Lady Morgan's Italy: Anglo-Irish Sensibilities And Italian Realities In Post Restoration Italy
Donatella Abbate Badin
Lady Morgan’s Italy: Anglo-Irish Sensibilities And Italian Realities In Post Restoration Italy
Donatella Abbate Badin
An Irish actor’s daughter, Sydney Owenson by dint of great charm and intelligence (as well as literary talent) not only became the wife of Sir Charles Morgan but a popular novelist and social critic in Regency and Early Victorian England. With her friends Byron and Shelley she shared a great love and interest in Italy. Her guide to Italy (ITALY, 1822) was a landmark of political empathy and understanding for a post Napoleonic Italy in the throes of repression. Persecution and obscurantist rule whether by Hapsburg, Papal or Bourbon auspices was described in depth. Her guide was wildly successful and used by generations of Anglophone visitors and pilgrims.
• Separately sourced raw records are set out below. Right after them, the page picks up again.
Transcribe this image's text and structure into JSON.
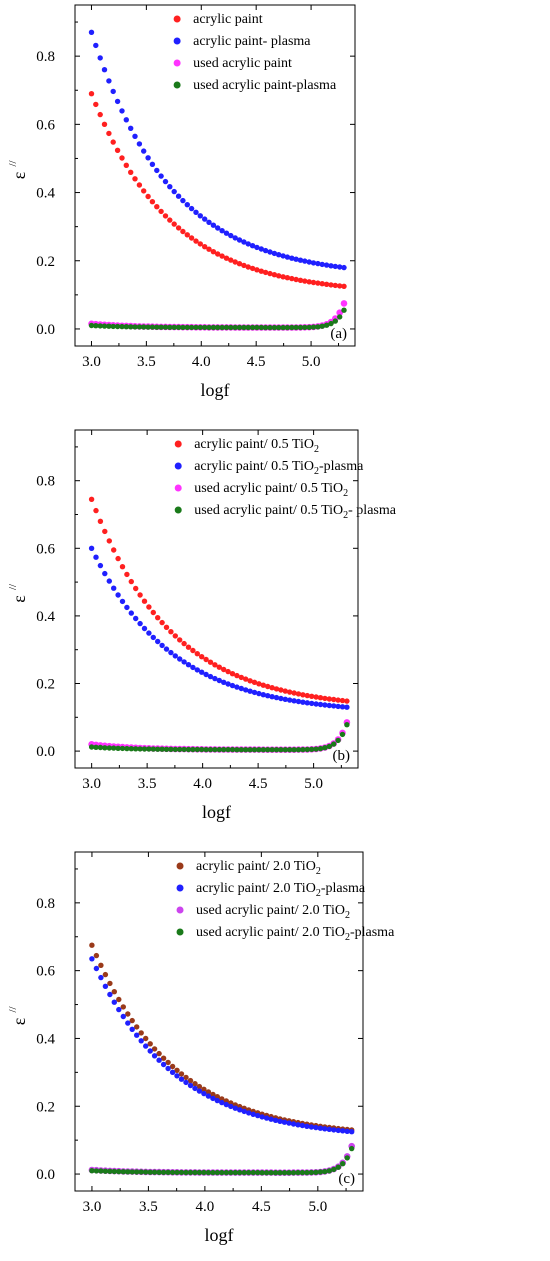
{
  "chart_data": [
    {
      "type": "scatter",
      "panel_label": "(a)",
      "xlabel": "logf",
      "ylabel": "ε",
      "ylabel_superscript": "//",
      "xlim": [
        2.85,
        5.4
      ],
      "ylim": [
        -0.05,
        0.95
      ],
      "x_ticks": [
        "3.0",
        "3.5",
        "4.0",
        "4.5",
        "5.0"
      ],
      "y_ticks": [
        "0.0",
        "0.2",
        "0.4",
        "0.6",
        "0.8"
      ],
      "legend_position": "top-right",
      "series": [
        {
          "name": "acrylic paint",
          "name_sub": "",
          "name_tail": "",
          "color": "#ff2020",
          "y_start": 0.69,
          "y_end": 0.125,
          "shape": "decay"
        },
        {
          "name": "acrylic paint- plasma",
          "name_sub": "",
          "name_tail": "",
          "color": "#2020ff",
          "y_start": 0.87,
          "y_end": 0.18,
          "shape": "decay"
        },
        {
          "name": "used acrylic paint",
          "name_sub": "",
          "name_tail": "",
          "color": "#ff33ff",
          "y_start": 0.015,
          "y_end": 0.075,
          "shape": "flat-rise"
        },
        {
          "name": "used acrylic paint-plasma",
          "name_sub": "",
          "name_tail": "",
          "color": "#1a7a1a",
          "y_start": 0.01,
          "y_end": 0.055,
          "shape": "flat-rise"
        }
      ]
    },
    {
      "type": "scatter",
      "panel_label": "(b)",
      "xlabel": "logf",
      "ylabel": "ε",
      "ylabel_superscript": "//",
      "xlim": [
        2.85,
        5.4
      ],
      "ylim": [
        -0.05,
        0.95
      ],
      "x_ticks": [
        "3.0",
        "3.5",
        "4.0",
        "4.5",
        "5.0"
      ],
      "y_ticks": [
        "0.0",
        "0.2",
        "0.4",
        "0.6",
        "0.8"
      ],
      "legend_position": "top-right",
      "series": [
        {
          "name": "acrylic paint/ 0.5 TiO",
          "name_sub": "2",
          "name_tail": "",
          "color": "#ff2020",
          "y_start": 0.745,
          "y_end": 0.148,
          "shape": "decay"
        },
        {
          "name": "acrylic paint/ 0.5 TiO",
          "name_sub": "2",
          "name_tail": "-plasma",
          "color": "#2020ff",
          "y_start": 0.6,
          "y_end": 0.13,
          "shape": "decay"
        },
        {
          "name": "used acrylic paint/ 0.5 TiO",
          "name_sub": "2",
          "name_tail": "",
          "color": "#ff33ff",
          "y_start": 0.02,
          "y_end": 0.085,
          "shape": "flat-rise"
        },
        {
          "name": "used acrylic paint/ 0.5 TiO",
          "name_sub": "2",
          "name_tail": "- plasma",
          "color": "#1a7a1a",
          "y_start": 0.012,
          "y_end": 0.078,
          "shape": "flat-rise"
        }
      ]
    },
    {
      "type": "scatter",
      "panel_label": "(c)",
      "xlabel": "logf",
      "ylabel": "ε",
      "ylabel_superscript": "//",
      "xlim": [
        2.85,
        5.4
      ],
      "ylim": [
        -0.05,
        0.95
      ],
      "x_ticks": [
        "3.0",
        "3.5",
        "4.0",
        "4.5",
        "5.0"
      ],
      "y_ticks": [
        "0.0",
        "0.2",
        "0.4",
        "0.6",
        "0.8"
      ],
      "legend_position": "top-right",
      "series": [
        {
          "name": "acrylic paint/ 2.0 TiO",
          "name_sub": "2",
          "name_tail": "",
          "color": "#9a3a1a",
          "y_start": 0.675,
          "y_end": 0.13,
          "shape": "decay"
        },
        {
          "name": "acrylic paint/ 2.0 TiO",
          "name_sub": "2",
          "name_tail": "-plasma",
          "color": "#2020ff",
          "y_start": 0.635,
          "y_end": 0.125,
          "shape": "decay"
        },
        {
          "name": "used acrylic paint/ 2.0 TiO",
          "name_sub": "2",
          "name_tail": "",
          "color": "#cc44ee",
          "y_start": 0.012,
          "y_end": 0.082,
          "shape": "flat-rise"
        },
        {
          "name": "used acrylic paint/ 2.0 TiO",
          "name_sub": "2",
          "name_tail": "-plasma",
          "color": "#1a7a1a",
          "y_start": 0.01,
          "y_end": 0.075,
          "shape": "flat-rise"
        }
      ]
    }
  ]
}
Professor Badin discusses the importance of Morgan’s fiction and belletrism in developing empathy and interest in Italy’s sufferings and woes. She investigates Morgan’s Low Church Evangelistic pieties and her dislike of Papal power, privilege and practice. Comparisons both direct and indirect with Ireland and the Irish are discussed at length as are Morgan’s acute class sensibilities and prejudices as well as her Irish patriotism. Morgan’s role in the emergence of Italian Romanticism and her textual strategies in creating polyphonic texts (codes, illusions, refutations) are described at length.